Programs that have corrected deficiencies and submitted adequate evidence of correction and compliance with standards should be very proud of the work they have invested into improvement. Lessons learned throughout this process can be applied to the entire program. For example:
- How will we evaluate our corrective actions to confirm long-term effectiveness?
- What other strengths and weaknesses did we discover while correcting deficiencies?
- Are there further root cause analyses we should perform to prevent similar deficiencies?
- Can we apply the same process to evaluate other aspects of our program?
Ideas generated from this review of the Accreditation Report may be useful to maintaining the Quality Management program via audits, process development, personnel training, and other quality concepts.

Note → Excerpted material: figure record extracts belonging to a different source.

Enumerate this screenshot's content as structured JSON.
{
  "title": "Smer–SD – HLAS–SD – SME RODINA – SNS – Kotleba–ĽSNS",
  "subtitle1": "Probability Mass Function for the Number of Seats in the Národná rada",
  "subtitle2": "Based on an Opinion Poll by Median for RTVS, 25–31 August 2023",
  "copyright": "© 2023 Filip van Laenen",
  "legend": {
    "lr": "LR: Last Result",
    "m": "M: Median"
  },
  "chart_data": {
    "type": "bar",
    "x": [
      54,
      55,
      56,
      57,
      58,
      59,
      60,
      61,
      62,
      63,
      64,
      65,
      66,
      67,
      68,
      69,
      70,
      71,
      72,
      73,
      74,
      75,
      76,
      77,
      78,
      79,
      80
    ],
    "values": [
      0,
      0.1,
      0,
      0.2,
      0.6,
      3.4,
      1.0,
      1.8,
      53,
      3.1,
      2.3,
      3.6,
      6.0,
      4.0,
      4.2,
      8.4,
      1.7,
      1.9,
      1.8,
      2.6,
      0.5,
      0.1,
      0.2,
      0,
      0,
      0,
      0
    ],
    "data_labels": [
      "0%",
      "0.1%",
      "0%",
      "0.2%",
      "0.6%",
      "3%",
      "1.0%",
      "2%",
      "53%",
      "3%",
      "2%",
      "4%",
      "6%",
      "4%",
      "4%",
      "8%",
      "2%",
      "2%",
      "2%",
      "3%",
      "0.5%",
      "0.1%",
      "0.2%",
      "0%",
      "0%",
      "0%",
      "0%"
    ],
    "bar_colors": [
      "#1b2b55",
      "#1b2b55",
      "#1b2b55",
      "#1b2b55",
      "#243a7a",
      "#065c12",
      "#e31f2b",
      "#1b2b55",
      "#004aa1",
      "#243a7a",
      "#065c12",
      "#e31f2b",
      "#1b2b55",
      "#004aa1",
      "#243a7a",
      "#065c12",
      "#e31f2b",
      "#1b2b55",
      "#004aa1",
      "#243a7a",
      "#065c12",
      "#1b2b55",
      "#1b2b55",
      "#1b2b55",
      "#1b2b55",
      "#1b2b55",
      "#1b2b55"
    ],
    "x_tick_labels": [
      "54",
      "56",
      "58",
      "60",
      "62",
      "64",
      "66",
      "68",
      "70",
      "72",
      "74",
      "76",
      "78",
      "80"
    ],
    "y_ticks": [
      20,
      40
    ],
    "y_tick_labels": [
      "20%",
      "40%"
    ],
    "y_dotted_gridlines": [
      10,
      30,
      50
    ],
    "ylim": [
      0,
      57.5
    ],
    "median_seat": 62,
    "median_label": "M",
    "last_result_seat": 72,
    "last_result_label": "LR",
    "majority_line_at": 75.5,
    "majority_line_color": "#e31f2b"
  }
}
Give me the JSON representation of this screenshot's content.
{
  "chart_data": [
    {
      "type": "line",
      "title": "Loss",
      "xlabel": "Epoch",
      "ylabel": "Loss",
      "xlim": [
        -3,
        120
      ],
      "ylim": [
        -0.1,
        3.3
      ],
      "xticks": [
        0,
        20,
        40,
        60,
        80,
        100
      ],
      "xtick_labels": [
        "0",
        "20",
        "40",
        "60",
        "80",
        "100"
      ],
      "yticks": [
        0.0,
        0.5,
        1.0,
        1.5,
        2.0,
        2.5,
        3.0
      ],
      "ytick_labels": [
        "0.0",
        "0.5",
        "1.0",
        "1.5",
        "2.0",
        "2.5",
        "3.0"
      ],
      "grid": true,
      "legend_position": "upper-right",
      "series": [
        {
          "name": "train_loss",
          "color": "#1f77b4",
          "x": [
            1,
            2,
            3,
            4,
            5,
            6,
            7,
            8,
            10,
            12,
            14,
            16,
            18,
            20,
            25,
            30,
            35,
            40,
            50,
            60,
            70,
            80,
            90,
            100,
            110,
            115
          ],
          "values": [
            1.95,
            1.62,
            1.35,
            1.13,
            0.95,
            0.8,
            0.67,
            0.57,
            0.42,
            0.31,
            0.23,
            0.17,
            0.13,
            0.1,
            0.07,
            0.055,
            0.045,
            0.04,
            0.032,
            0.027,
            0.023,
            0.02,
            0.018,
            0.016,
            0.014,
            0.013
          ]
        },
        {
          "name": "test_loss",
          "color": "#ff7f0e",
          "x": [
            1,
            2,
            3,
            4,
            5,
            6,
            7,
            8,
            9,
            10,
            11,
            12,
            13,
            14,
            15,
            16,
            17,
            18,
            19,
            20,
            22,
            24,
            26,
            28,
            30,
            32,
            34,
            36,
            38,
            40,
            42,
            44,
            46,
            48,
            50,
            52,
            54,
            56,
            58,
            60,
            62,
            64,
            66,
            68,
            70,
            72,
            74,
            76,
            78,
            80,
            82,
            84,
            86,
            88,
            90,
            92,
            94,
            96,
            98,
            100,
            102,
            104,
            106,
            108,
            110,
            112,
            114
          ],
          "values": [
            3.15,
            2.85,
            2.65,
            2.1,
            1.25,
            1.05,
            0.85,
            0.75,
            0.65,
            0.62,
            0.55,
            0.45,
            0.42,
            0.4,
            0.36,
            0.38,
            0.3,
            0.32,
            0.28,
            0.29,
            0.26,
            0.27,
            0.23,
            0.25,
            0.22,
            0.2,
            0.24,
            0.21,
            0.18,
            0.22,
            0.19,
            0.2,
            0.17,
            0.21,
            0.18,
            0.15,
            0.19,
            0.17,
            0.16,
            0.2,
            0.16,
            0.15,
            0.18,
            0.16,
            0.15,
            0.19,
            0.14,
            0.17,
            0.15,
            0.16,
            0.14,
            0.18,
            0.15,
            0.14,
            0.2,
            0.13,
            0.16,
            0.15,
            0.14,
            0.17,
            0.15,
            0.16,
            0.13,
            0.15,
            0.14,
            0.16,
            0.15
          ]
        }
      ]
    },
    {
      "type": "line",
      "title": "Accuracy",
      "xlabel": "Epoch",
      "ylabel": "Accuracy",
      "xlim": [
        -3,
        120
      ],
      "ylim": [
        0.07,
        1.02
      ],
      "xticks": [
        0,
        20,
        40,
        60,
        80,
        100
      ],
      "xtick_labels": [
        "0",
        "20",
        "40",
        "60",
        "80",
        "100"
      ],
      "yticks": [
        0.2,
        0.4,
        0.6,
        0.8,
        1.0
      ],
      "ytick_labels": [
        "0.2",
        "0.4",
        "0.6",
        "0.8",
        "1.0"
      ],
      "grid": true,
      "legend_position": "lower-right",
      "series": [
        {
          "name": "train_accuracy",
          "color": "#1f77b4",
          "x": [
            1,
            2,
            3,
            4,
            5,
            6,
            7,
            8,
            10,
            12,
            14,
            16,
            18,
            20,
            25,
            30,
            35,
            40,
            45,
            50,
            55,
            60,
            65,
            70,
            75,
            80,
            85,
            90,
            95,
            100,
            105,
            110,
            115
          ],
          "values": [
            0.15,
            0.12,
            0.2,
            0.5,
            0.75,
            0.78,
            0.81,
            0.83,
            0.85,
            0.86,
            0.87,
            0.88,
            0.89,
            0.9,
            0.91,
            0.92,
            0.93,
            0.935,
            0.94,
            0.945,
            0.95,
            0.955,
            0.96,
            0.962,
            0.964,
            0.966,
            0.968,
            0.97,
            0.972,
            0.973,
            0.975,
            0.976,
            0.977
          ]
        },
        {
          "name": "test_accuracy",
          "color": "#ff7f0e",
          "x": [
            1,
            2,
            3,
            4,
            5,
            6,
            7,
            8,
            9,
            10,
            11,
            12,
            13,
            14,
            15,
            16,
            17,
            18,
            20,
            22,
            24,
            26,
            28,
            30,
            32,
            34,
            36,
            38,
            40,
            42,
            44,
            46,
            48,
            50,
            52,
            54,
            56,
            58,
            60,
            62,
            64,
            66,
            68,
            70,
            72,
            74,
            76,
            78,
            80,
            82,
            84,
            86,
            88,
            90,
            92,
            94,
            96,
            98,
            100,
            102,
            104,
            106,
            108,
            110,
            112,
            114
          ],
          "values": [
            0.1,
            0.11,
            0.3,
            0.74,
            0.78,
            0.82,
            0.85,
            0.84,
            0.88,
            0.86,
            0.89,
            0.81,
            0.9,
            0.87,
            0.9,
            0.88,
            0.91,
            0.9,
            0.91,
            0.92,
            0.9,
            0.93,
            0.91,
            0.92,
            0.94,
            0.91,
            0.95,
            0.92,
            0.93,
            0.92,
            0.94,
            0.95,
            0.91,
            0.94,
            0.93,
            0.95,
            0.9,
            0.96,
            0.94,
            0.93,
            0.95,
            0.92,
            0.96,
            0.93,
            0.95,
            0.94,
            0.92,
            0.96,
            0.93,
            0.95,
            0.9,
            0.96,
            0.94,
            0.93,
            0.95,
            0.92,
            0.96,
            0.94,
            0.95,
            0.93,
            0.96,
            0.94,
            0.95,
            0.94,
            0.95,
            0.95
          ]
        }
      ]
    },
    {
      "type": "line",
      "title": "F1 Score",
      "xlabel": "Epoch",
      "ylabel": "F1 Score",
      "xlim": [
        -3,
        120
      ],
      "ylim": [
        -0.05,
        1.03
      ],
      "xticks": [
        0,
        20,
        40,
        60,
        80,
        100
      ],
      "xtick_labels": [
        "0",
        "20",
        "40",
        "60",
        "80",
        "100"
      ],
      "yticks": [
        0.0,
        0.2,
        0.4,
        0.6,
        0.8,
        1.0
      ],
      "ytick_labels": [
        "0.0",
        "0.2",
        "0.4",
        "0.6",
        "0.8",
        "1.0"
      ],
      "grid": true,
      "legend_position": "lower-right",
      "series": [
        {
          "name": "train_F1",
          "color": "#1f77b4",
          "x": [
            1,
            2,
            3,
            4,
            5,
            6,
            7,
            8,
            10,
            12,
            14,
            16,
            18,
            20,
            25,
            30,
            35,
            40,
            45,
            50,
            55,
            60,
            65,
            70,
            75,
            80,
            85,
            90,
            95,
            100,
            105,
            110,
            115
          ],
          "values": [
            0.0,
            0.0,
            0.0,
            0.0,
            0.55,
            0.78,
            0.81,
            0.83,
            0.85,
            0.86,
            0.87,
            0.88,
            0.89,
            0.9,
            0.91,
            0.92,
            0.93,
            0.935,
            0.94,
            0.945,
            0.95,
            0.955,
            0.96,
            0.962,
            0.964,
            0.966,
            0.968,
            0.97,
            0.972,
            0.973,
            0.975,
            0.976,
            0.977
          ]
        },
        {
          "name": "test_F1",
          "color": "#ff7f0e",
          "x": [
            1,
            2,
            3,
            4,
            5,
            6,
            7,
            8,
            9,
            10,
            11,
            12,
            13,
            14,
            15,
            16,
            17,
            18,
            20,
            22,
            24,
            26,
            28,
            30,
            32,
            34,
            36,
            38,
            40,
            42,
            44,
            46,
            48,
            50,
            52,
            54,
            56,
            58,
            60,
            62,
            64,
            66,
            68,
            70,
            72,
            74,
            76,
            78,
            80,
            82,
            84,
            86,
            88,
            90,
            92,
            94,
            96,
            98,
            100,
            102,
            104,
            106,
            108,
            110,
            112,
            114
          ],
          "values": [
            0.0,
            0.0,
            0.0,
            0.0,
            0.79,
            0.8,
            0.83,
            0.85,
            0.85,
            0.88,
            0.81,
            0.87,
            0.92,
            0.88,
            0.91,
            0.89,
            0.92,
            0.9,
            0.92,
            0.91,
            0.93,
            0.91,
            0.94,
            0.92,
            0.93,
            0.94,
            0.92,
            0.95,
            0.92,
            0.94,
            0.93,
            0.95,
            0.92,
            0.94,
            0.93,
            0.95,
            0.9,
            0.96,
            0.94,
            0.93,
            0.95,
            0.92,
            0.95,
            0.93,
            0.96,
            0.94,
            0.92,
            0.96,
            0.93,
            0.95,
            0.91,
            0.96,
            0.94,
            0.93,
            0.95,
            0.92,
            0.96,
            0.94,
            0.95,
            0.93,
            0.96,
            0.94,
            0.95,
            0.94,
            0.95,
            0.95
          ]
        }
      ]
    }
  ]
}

External Confirmation of Quality
Apheresis collection facilities, cell processing facilities, and clinical services are each important in the context of blood and marrow transplantation, where accreditation covers the entire scope of the therapy from patient selection and treatment, through product selection, collection, processing, and administration. These same services participate in clinical trials often including products developed and manufactured by industry partners. These facilities recognize the importance of standards, have achieved voluntary FACT accreditation, and have played a major role in delivering new products to patients. They have used their quality programs and processes to quickly adapt to increasing numbers of products, procedures, and manufacturers. However, facilities have individually and collectively expressed concern regarding the growing number of on-site audits. The increased burden of preparing for, participating in, and responding to audits requires more resources to be diverted to these activities rather than toward patient care.
Commercial manufacturers who produce cellular therapy products for clinical trials or under an approved regulatory license may wish to leverage FACT accreditation to streamline audit activities, verify quality practices, and reduce the burden on health care entities. To do this, manufacturers may request a copy of the final FACT Accreditation Report. FACT does not provide Accreditation Reports to any entity except the accredited program. Accredited programs are not restricted from sharing these reports and may choose to provide them to manufacturers leveraging FACT accreditation, however, they are not required to do so.
Accredited programs or their hospital administration may be hesitant to disclose deficiencies cited during an on-site inspection. However, FACT accreditation is a voluntary, peer-based quality improvement process, during which some deficiencies can be expected at any program. The documented deficiencies demonstrate the rigor of the inspection process. The final report includes the description and documentation of the program’s corrective action, FACT’s determination of the adequacy of the response, and any additional follow up that may be indicated. Responses to deficiencies are an opportunity to proudly share a program’s process improvements. Programs should inquire of any commercial manufacturer regarding the confidentiality of information they provide to increase confidence in the use of the FACT report.
If a program chooses to provide the final Accreditation Report to a commercial manufacturer, it will likely be able to participate in an abbreviated site audit because the Accreditation Report can be used to confirm the quality systems in place meet FACT Standards. If a program chooses not to provide the report, it may be required to undergo a full site audit that will include requirements duplicative to the FACT Standards.